= TCP/IP stack fingerprinting =

Remote detection of the characteristics of a TCP/IP stack

Passive OS Fingerprinting method and diagram.

TCP/IP stack fingerprinting is the remote detection of the characteristics of a TCP/IP stack implementation. The combination of parameters may then be used to infer the remote machine's operating system (aka, OS fingerprinting), or incorporated into a device fingerprint.

== TCP/IP fingerprint specifics ==

Certain parameters within the TCP protocol definition are left up to the implementation. Different operating systems, and different versions of the same operating system, set different defaults for these values. By collecting and examining these values, one may differentiate among various operating systems and implementations of TCP/IP. The TCP/IP fields that may vary
include the following:

- Initial packet size (16 bits)
- Initial TTL (8 bits)
- Window size (16 bits)
- Max segment size (16 bits)
- Window scaling value (8 bits)
- "don't fragment" flag (1 bit)
- "sackOK" flag (1 bit)
- "nop" flag (1 bit)

These values may be combined to form a 67-bit signature, or fingerprint, for the target machine. Just inspecting the Initial TTL and window size fields is often enough to successfully identify an operating system, which eases the task of performing manual OS fingerprinting.

== Protection against and detecting fingerprinting ==

Protection against the fingerprint doorway to attack is achieved by limiting the type and amount of traffic a defensive system responds to. Examples include blocking address masks and timestamps from outgoing ICMP control-message traffic, and blocking ICMP echo replies. A security tool can alert to potential fingerprinting: it can match another machine as having a fingerprinter configuration by detecting its fingerprint.
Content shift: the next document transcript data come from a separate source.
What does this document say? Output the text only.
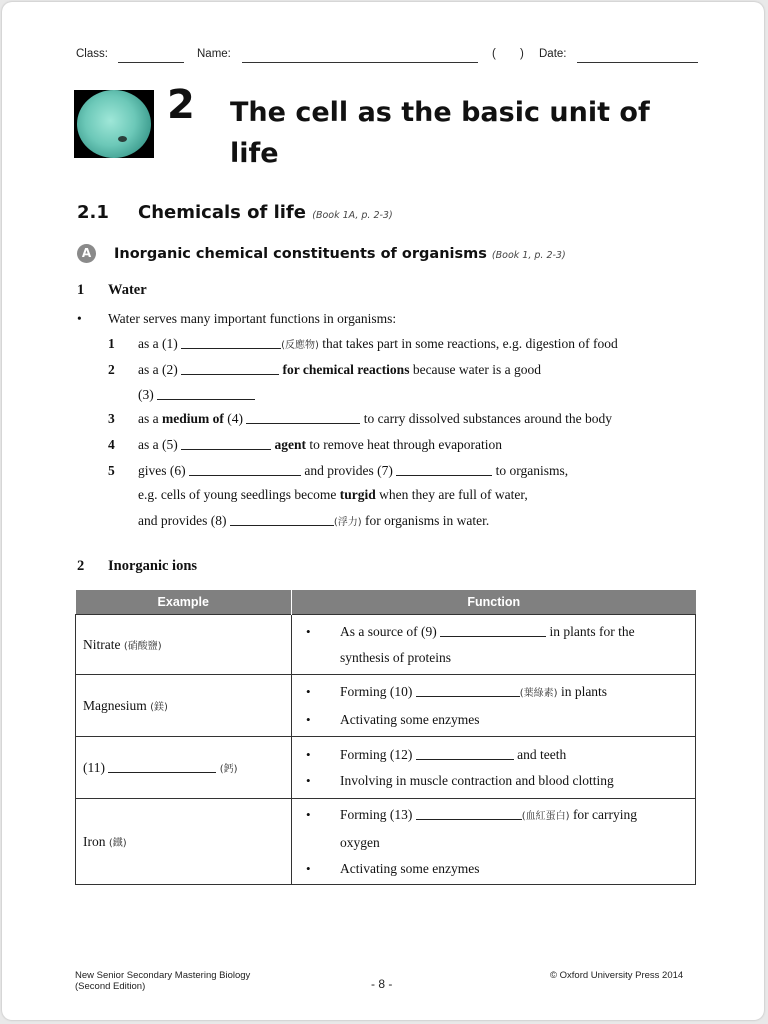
Class:	Name:	( ) Date:
2 The cell as the basic unit of life
2.1 Chemicals of life (Book 1A, p. 2-3)
A Inorganic chemical constituents of organisms (Book 1, p. 2-3)
1 Water
• Water serves many important functions in organisms:
1 as a (1)	(反應物) that takes part in some reactions, e.g. digestion of food
2 as a (2)	for chemical reactions because water is a good
(3)
3 as a medium of (4)	to carry dissolved substances around the body
4 as a (5)	agent to remove heat through evaporation
5 gives (6)	and provides (7)	to organisms,
e.g. cells of young seedlings become turgid when they are full of water,
and provides (8)	(浮力) for organisms in water.
2 Inorganic ions
Example	Function
Nitrate (硝酸鹽)	• As a source of (9) in plants for the
synthesis of proteins

Magnesium (鎂)	• Forming (10) (葉綠素) in plants
• Activating some enzymes

(11) (鈣)	• Forming (12) and teeth
• Involving in muscle contraction and blood clotting

Iron (鐵)	• Forming (13) (血紅蛋白) for carrying
oxygen
• Activating some enzymes
New Senior Secondary Mastering Biology
(Second Edition)	- 8 -
© Oxford University Press 2014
Disallowing TCP/IP fingerprinting provides protection from vulnerability scanners looking to target machines running a certain operating system. Fingerprinting makes attacks easier. Blocking these ICMP messages is just one of a number of defenses needed to fully protect against attacks.

Targeting the ICMP datagram, an obfuscator running on top of IP in the internet layer acts as a "scrubbing tool" to confuse the TCP/IP fingerprinting data. These exist for Microsoft Windows, Linux and FreeBSD.

== Fingerprinting tools ==
A list of TCP/OS Fingerprinting Tools
- Zardaxt.py – Passive open-source TCP/IP Fingerprinting Tool.
- Ettercap – passive TCP/IP stack fingerprinting.
- Nmap – comprehensive active stack fingerprinting.
- p0f – comprehensive passive TCP/IP stack fingerprinting.
- NetSleuth – free passive fingerprinting and analysis tool
- PacketFence – open source NAC with passive DHCP fingerprinting.
- Satori – passive CDP, DHCP, ICMP, HPSP, HTTP, TCP/IP and other stack fingerprinting.
- SinFP – single-port active/passive fingerprinting.
- XProbe2 – active TCP/IP stack fingerprinting.
- queso - well-known tool from the late 1990s which is no longer being updated for modern operating systems.